20 Jahre sind seitdem vergangen. Der Rednitzhembacher Kunstweg ist gewachsen und gewachsen, und Klaus-LEO Drechsel hat seine Technik in der Arbeit mit Edelstahl und Glas immer weiter verfeinert. Er tüftelt und gestaltet selbst, aber auch für Auftragsarbeiten ist er sich nicht zu fein. Seine Kirchenfenster sind ein Beleg dafür.

"Ich spreche durch meine Werke"

Künstler ticken natürlich immer ein bisschen anders. Bei Klaus-LEO Drechsel merkt man das schon daran, dass der den LEO in der Mitte seines Namens in Versalien schreibt. Ansonsten, das gab er am Donnerstagabend bei der Eröffnung zu, hat er es nicht so mit den Worten. "Ich bin ja bildender Künstler. Ich spreche durch meine Werke", sagte er.

Für das Wort hatten er und die Gemeinde Kunsthistoriker Dr.

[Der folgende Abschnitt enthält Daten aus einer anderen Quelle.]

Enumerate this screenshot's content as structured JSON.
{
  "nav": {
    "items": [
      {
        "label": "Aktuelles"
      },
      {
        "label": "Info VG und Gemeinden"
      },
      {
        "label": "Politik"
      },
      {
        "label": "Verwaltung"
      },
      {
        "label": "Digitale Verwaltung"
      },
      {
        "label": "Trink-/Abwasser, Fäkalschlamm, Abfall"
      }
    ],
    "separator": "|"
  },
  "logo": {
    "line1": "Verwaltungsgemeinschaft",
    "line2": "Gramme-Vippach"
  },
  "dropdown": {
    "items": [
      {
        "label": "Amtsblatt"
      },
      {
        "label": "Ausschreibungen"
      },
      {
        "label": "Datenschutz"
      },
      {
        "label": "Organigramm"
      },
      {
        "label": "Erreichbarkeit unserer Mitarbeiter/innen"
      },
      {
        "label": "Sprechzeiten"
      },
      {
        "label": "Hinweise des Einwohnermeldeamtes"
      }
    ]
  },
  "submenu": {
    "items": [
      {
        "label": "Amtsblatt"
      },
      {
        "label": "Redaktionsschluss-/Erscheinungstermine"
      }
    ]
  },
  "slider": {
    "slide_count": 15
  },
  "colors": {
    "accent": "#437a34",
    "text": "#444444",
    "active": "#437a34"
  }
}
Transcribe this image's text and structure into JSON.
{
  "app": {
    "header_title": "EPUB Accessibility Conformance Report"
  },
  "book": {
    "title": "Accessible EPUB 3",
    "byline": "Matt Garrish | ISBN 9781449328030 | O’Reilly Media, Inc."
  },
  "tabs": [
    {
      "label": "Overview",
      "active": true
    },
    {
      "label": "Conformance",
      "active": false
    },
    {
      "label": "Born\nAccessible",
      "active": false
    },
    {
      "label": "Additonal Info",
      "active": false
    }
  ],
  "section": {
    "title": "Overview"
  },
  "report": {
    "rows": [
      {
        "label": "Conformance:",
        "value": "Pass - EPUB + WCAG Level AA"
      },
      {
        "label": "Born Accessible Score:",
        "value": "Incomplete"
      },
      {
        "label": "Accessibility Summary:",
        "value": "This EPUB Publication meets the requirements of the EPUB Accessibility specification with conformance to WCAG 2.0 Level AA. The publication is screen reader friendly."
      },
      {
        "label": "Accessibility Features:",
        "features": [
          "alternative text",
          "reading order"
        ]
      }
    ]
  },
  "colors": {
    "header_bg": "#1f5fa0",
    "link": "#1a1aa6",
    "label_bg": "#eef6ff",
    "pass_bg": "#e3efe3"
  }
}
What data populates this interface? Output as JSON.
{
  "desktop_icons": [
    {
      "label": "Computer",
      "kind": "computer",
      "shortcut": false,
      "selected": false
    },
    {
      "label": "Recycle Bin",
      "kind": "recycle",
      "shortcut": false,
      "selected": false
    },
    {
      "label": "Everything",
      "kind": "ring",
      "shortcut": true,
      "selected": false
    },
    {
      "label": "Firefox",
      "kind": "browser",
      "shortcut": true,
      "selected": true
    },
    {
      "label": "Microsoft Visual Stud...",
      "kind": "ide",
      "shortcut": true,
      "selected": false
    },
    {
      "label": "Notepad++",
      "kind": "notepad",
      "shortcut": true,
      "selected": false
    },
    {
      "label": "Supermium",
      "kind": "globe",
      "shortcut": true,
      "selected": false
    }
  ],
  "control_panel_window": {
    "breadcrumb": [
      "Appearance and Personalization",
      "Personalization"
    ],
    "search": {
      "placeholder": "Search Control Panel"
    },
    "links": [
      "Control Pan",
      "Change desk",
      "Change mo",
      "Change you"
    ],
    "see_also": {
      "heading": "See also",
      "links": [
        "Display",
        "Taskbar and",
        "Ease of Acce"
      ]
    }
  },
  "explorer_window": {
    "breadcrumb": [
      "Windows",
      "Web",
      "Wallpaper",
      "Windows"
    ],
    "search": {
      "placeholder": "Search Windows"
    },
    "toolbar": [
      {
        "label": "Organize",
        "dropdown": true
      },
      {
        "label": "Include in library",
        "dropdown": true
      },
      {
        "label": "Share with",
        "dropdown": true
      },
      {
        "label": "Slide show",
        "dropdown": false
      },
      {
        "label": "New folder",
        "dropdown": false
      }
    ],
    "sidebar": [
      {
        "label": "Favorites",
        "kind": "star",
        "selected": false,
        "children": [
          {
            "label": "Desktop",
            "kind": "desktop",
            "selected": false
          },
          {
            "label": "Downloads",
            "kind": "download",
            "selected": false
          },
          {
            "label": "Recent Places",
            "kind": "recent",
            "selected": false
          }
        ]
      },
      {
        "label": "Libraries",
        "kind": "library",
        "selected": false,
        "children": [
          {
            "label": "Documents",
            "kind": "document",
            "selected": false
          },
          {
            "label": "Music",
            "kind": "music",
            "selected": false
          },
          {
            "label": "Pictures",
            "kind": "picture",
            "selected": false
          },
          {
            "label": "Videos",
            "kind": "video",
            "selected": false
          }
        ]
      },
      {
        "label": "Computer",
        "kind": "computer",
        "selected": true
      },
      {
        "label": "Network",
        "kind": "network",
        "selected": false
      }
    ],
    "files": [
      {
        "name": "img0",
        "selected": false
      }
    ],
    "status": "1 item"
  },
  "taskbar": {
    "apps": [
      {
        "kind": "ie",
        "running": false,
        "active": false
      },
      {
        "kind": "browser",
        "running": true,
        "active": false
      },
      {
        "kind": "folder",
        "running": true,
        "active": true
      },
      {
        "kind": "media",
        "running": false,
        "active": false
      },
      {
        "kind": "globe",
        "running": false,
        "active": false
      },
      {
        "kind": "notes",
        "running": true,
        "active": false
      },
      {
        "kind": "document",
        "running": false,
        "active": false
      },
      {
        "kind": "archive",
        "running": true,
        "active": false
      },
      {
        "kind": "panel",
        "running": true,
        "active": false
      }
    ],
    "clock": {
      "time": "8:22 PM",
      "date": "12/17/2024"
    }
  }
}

Harald Tesan nach Rednitzhembach gelotst, der den Rednitzhembacher Kunstweg ganz allgemein und Klaus-LEO Drechsels Werk ganz speziell über den grünen Klee lobte. "Die Rednitzhembacher Freiluftgalerie hat eine Strahlkraft weit über die Region hinaus", fand Tesan. Sie sei immer weiter gewachsen, weil Rathauschef Spahl das identitätsstiftende Potenzial der Kultur früh erkannt habe.

Bei Klaus-LEO Drechsel fasziniert Tesan immer wieder diese Kombination von Technik und Kunst. Er habe sich im Laufe der Jahre zu einem regelrechten Glasartisten gemausert. Auch Drechsels "Halmgespinste", das sieht jeder Laie, der den Kopf nur weit genug in die Höhe reckt, erfordern sowohl künstlerisches wie handwerkliches Geschick.

Endlich wieder Kultur

Veranstaltungen wie die Enthüllung der "Halmgespinste" hat man seit Ausbruch der Corona-Pandemie kaum noch erleben können. Am Donnerstag konnten sich in Klaus-LEO Drechsels Garten aber doch einige Dutzend geladene Gäste und Kunstinteressierte tummeln. Abstands- und Hygieneregeln mussten aber penibel eingehalten werden, jeder Besucher wurde registriert, um im Falle eines Falles Infektionsketten nachvollziehen und unterbrechen zu können.

In diesem Stil wird es wohl noch einige Monate weitergehen, auch dann noch, wenn im September das 58. Kunstwerk auf dem Kunstweg eingeweiht wird. Und: Im Dezember will die Gemeinde den 20. Geburtstag des Kunstweges tatsächlich groß feiern. Mal sehen.